Dans le cadre des tanbour malbar et des temples de plantation indo-réunionnais, ces jeux de correspondances sont relativement stricts. Il existe certes des variantes individuelles, familiales et régionales, mais celles-ci ne changent pas fondamentalement les principes de base qui régissent le système dans son ensemble. Les musiciens parlent d’une trentaine de battements de tambour, nommés bagèt (« coup de baguette », « rythme ») en créole réunionnais. Certains battements renvoient à des actions rituelles ou des moments rituels, comme le bagèt amar kap, joué lorsque le drapeau d’un temple est hissé, lorsque le bracelet rituel (kap, du tamoul kāppu) est attaché autour du poignet des dévots, ou encore lorsque les pénitents marchent dans le feu. D’autres battements renvoient à des divinités du panthéon (bagèt Pandialé, bagèt Karli, bagèt Mardévirin, etc.) et deux versions : avsion (jouée lors des offrandes adressées à une divinité) et adi (jouée lors de l’invocation de cette même divinité). Ainsi trouve-t-on, par exemple, deux bagèt Karli : avsion Karli et adi Karli.

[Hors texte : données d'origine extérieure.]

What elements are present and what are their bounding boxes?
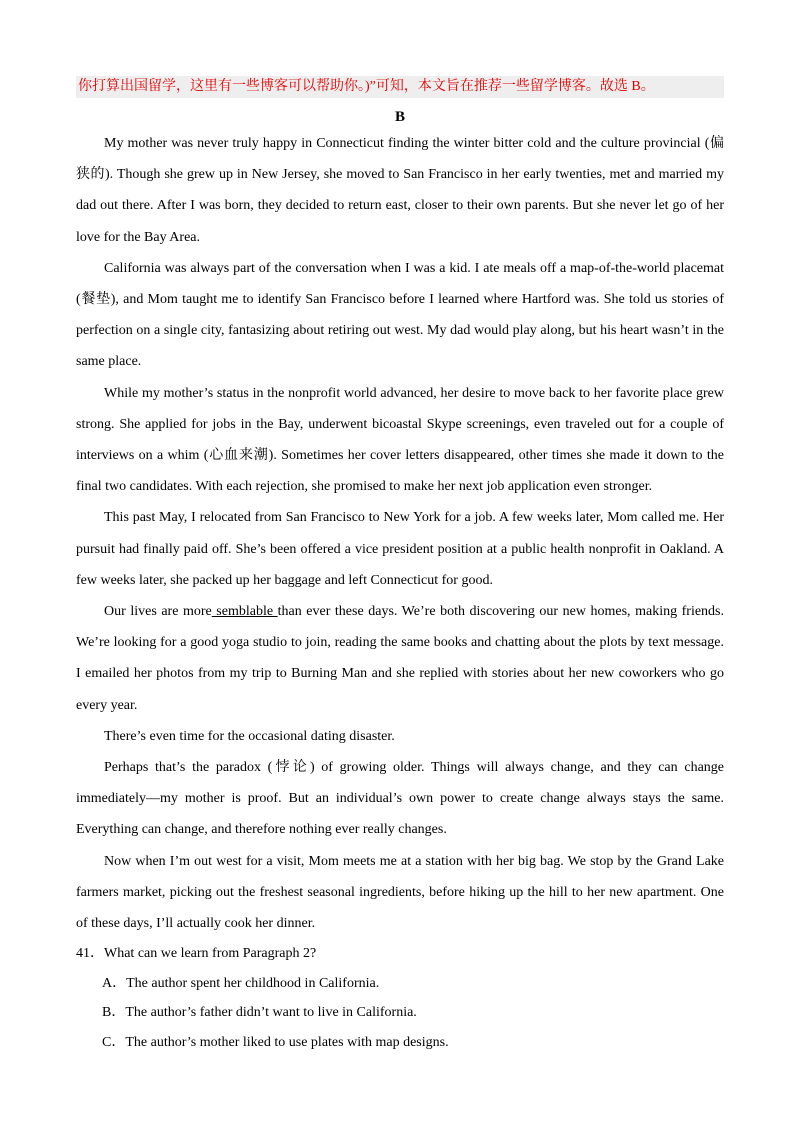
option-b: B．The author’s father didn’t want to live in California.	[102, 1005, 417, 1021]
paragraph-1: My mother was never truly happy in Connecticut finding the winter bitter cold and the culture provincial (偏狭的). Though she grew up in New Jersey, she moved to San Francisco in her early twenties, met and married my dad out there. After I was born, they decided to return east, closer to their own parents. But she never let go of her love for the Bay Area.	[76, 136, 724, 245]
paragraph-6: There’s even time for the occasional dating disaster.	[104, 728, 395, 744]
paragraph-5-start: Our lives are more	[104, 604, 212, 620]
option-c: C．The author’s mother liked to use plates with map designs.	[102, 1034, 449, 1050]
question-stem: 41．What can we learn from Paragraph 2?	[76, 946, 317, 962]
paragraph-2: California was always part of the conversation when I was a kid. I ate meals off a map-of-the-world placemat (餐垫), and Mom taught me to identify San Francisco before I learned where Hartford was. She told us stories of perfection on a single city, fantasizing about retiring out west. My dad would play along, but his heart wasn’t in the same place.	[76, 260, 724, 370]
paragraph-5-end: than ever these days. We’re both discovering our new homes, making friends. We’re looking for a good yoga studio to join, reading the same books and chatting about the plots by text message. I emailed her photos from my trip to Burning Man and she replied with stories about her new coworkers who go every year.	[76, 604, 725, 713]
paragraph-8: Now when I’m out west for a visit, Mom meets me at a station with her big bag. We stop by the Grand Lake farmers market, picking out the freshest seasonal ingredients, before hiking up the hill to her new apartment. One of these days, I’ll actually cook her dinner.	[76, 853, 724, 932]
paragraph-5	[76, 596, 724, 721]
option-a: A．The author spent her childhood in California.	[102, 975, 380, 991]
question-41	[76, 939, 724, 1057]
document-page	[76, 76, 724, 1057]
paragraph-7: Perhaps that’s the paradox (悖论) of growing older. Things will always change, and they can change immediately—my mother is proof. But an individual’s own power to create change always stays the same. Everything can change, and therefore nothing ever really changes.	[76, 760, 724, 838]
underlined-word: semblable	[211, 604, 278, 620]
paragraph-4: This past May, I relocated from San Francisco to New York for a job. A few weeks later, Mom called me. Her pursuit had finally paid off. She’s been offered a vice president position at a public health nonprofit in Oakland. A few weeks later, she packed up her baggage and left Connecticut for good.	[76, 510, 724, 588]
paragraph-3: While my mother’s status in the nonprofit world advanced, her desire to move back to her favorite place grew strong. She applied for jobs in the Bay, underwent bicoastal Skype screenings, even traveled out for a couple of interviews on a whim (心血来潮). Sometimes her cover letters disappeared, other times she made it down to the final two candidates. With each rejection, she promised to make her next job application even stronger.	[76, 385, 724, 495]
answer-explanation: 你打算出国留学，这里有一些博客可以帮助你。)”可知，本文旨在推荐一些留学博客。故选 B。	[76, 76, 724, 98]
reading-passage	[76, 128, 724, 939]
section-label: B	[394, 109, 405, 125]
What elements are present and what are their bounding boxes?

Un battement de tambour, un bagèt, est donc bien plus qu’un simple accompagnement rythmique. Dans sa version avsion, il participe à la diversité et l’abondance des offrandes ; dans sa version adi, il favorise la descente de la divinité dans la statue qui la représente ou dans le corps du possédé.

Structurer le temps rituel
Ces correspondances entre battements de tambour et phases rituelles ou battements de tambour et divinités créent aussi une trame sonore qui permet de marquer musicalement le temps rituel – tout battement, changement de battement ou absence de battement renvoyant de fait à une situation précise. Autrement dit, l’enchaînement des battements de tambour, de même que leur arrêt et leur reprise, vient souligner la structure globale du rituel et, avec elle, sa cohérence interne.
William Tallotte
Photo 1: Orchestre de tanbour malbar avec un sati (à gauche) et un morlon (à droite). Temple Pandialé de Primat, procession des divinités, novembre 2019.